Foto: The Joint Staff/Twitter
Foto: The Joint Staff/Twitter

O general Jonathan Vance, ex-chefe da equipa de defesa do Canadá, declarou-se culpado de uma acusação de obstrução de justiça feita contra ele, depois de uma investigação sobre alegado comportamento inadequado no ano passado. Vance apareceu na audiência, no tribunal de Ottawa, pela internet.

Foi de forma virtual que o general Jonathan Vance, ex-chefe da equipa de defesa do Canadá, se declarou culpado de uma acusação de obstrução de justiça.

Na audiência virtual no tribunal de Ottawa, Vance entrou com o pedido sem precedentes depois de um ano em que as Forças Canadianas se envolveram no que os especialistas chamaram de crise existencial devido a várias alegações de má conduta sexual contra líderes seniores.

Quando questionado pelo juiz presidente, Vance respondeu: “Culpado, meritíssimo”.

Rodney Sellar, advogado de Vance, pediu ao tribunal liberdade condicional para o cliente.

O procurador, Mark Holmes, concordou com o pedido, que terá a duração de 12 meses.

O juiz presidente disse que todas as evidências apresentadas indicavam que Vance era um “homem de bom caráter”.

“Levo em consideração o fato de que ainda está na posição em que tem muito a contribuir para a sociedade”, disse o juiz Robert Wadden ao conceder a liberdade condicional.

“Não acho que seja necessário sobrecarregá-lo com uma condenação criminal.”
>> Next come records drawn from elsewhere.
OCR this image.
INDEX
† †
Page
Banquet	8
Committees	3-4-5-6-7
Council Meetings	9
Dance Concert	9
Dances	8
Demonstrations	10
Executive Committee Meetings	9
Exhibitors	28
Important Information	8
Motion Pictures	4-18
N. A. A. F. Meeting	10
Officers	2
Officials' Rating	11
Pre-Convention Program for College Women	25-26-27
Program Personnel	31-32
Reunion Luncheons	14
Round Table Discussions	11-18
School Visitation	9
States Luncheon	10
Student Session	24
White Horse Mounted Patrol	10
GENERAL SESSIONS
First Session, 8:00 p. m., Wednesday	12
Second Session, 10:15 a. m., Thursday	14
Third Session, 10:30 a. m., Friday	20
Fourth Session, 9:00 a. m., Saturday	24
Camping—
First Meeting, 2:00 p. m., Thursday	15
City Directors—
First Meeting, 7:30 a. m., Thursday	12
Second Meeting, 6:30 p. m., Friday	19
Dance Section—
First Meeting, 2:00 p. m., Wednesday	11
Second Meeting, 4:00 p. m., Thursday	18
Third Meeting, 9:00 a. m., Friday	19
Sob os termos da dispensa que o juiz concedeu, Vance deve cumprir 80 horas de serviço comunitário e não pode comunicar com a major Kellie Brennan, que se identificou como uma das mulheres por trás das alegações em entrevista ao The West Block, a 2 de fevereiro do ano passado.

A comunicação pode apenas ser feita através de uma assessoria jurídica em questões relacionadas com o Tribunal de Família. Vance e Brennan partilham a guarda de um filho, e Sellar disse ao tribunal que Vance está a pagar a pensão a Brennan.

De acordo com documentos judiciais apresentados no ano passado, a polícia militar alegou que entre 1 e 3 de fevereiro, Vance “tentou deliberadamente obstruir o curso da justiça num processo judicial ao entrar repetidamente em contato por telefone com a major Kellie Brennan para tentar persuadi-la a fazer declarações falsas sobre o seu relacionamento anterior com o Serviço Nacional de Investigação das Forças Canadianas”.